Unfortunately, Preston's attempt at damage control is not working. Just read some of these comments posted on Amazon in the review section for Preston’s new novel:
• "Dear Mr. Preston, I was so looking forward to reading your new book, Impact but couldn't have been more disappointed to learn that the kindle release has been delayed... so that you can sell more hardcover books. Then I read your comments on the American consumer."

• "This is just another mediocre novel written by a production author with more interest in padding his pocket book then producing a quality product. Truly a waste of time and money... delete this book from your list."

• "This is a substandard product done by a greedy man. It reminds me of the greedy bankers that pay themselves bonuses after someone bails them out of the mess they made. This is the greed factor.
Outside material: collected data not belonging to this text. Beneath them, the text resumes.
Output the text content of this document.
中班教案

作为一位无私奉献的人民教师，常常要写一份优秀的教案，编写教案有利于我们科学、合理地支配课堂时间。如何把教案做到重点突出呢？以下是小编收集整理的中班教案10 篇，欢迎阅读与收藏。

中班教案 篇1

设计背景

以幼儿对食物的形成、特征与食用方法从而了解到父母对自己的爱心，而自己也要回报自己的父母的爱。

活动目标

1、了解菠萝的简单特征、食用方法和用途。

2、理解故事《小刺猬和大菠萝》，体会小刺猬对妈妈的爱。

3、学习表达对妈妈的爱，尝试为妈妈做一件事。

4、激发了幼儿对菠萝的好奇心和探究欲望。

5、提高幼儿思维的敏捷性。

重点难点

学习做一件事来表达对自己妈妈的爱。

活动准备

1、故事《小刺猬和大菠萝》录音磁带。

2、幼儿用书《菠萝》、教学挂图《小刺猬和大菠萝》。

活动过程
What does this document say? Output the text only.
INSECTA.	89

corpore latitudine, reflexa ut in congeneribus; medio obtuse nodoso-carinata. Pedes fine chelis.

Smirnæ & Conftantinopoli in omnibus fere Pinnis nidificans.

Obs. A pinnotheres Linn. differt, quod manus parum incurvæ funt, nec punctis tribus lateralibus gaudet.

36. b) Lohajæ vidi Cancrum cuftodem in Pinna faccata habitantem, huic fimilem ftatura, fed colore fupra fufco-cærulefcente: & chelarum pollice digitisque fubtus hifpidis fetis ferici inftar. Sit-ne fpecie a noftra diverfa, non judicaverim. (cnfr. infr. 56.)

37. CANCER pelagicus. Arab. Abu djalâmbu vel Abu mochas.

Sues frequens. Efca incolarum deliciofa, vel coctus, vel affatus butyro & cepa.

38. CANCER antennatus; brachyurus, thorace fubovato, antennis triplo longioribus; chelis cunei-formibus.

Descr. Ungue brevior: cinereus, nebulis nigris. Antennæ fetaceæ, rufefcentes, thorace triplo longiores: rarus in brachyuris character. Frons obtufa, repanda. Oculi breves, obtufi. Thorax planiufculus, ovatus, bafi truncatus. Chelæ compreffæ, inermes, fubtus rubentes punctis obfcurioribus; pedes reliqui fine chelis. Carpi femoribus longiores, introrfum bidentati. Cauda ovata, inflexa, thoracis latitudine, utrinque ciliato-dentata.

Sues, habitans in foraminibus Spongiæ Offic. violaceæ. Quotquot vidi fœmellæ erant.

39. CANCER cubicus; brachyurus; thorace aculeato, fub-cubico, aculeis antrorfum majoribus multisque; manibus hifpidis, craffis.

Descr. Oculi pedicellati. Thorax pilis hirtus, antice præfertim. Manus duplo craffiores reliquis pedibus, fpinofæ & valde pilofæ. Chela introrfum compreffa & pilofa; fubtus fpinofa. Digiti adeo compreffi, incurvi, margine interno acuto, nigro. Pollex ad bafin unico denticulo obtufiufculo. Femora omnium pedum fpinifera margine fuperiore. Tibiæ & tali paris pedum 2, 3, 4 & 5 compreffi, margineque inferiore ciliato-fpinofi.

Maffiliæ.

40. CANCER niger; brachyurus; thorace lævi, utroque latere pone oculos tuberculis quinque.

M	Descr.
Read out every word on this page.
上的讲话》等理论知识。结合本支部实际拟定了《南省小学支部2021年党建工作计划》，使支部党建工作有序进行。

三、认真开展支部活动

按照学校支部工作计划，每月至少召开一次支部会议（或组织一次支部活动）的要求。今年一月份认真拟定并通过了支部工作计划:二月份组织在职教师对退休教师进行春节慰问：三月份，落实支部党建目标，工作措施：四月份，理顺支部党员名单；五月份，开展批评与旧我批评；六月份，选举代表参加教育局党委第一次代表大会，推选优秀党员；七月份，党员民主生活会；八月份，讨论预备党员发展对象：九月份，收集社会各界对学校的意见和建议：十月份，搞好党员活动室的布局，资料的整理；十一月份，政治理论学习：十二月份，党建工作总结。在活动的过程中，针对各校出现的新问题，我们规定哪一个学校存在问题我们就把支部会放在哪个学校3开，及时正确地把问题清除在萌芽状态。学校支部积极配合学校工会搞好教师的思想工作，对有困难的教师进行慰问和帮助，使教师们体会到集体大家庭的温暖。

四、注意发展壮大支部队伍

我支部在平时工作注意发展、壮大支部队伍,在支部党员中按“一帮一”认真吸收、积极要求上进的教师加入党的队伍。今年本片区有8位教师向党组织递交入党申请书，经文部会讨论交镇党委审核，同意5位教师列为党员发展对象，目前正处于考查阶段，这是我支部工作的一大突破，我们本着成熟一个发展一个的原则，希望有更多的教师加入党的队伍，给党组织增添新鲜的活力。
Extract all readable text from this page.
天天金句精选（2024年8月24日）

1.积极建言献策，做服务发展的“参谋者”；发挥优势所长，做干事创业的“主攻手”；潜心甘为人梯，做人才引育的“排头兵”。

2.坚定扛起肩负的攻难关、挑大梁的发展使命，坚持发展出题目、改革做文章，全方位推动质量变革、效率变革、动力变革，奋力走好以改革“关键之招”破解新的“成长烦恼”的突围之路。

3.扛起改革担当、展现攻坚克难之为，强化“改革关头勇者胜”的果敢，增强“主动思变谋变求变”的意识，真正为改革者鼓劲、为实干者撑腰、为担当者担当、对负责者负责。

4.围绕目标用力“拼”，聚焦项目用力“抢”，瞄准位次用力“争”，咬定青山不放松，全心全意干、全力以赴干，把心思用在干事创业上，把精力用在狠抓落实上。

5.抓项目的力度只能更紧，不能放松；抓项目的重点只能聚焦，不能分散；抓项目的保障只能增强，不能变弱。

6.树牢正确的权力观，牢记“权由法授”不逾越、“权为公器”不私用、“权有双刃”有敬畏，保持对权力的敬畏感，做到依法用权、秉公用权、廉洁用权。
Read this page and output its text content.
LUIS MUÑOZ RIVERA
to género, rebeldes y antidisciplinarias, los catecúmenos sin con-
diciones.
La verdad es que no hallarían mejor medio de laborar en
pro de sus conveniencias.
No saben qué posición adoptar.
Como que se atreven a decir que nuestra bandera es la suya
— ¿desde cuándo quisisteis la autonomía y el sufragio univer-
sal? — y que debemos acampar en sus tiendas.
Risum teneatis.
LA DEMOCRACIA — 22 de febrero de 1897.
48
The fiction produced by the bankers was actually superior to Mr. Preston's."

• "I agree there is a sense of entitlement in this country, but there is also a sense of greed from writers and publishers. I won't be buying your books again."

• "This author has no sense of how mass consumer mentality can make or break a product. I have been an avid e-book reader but i only purchased books which cost 9.99 or less. I either buy a book at this price or totally opt out. Authors should evolve into this new model or will soon become extinct. Power to the Readers !!!!"
Keep up the good work, Hoss!


Joost Schuur said...

It's worth pointing out that Impact is currently available for $8.87 on the Kindle, although it won't ship until May 4th.

The price is slated to go up after that.

Anonymous said...

Everybody wants to make a buck. I can't blame them for that. Everybody wants to save a buck. I can't blame them for that as well. There is something to Preston's comments, the American consumer, often times, wants something for virtually nothing. Never have we had so much available for so little, and yet, we still want even more for less. Business wants the big buck, authors want the big buck and yes, the consumer is greedy in his own way as well.

Paul said...

Joost: Thanks for the specifics.

Anonymous: I agree, but Preston could have been more tactful in making his comments. Preston's notion of "entitlement" runs deep in our society. I wonder if he thinks the government should abolish its entitlement programs, or private foundations should stop awarding grants, or charities should cease their activities because "consumers" should be expected to "pay the real price of something.”

Pembroke said...

I find it amusing that Preston doesn't want his book to be available electronically. In my experience, royalties from ebooks are higher than for traditional paperbacks because the publisher doesn't have to front the cost to produce it. I think there is a lot of misconceptions about ebooks.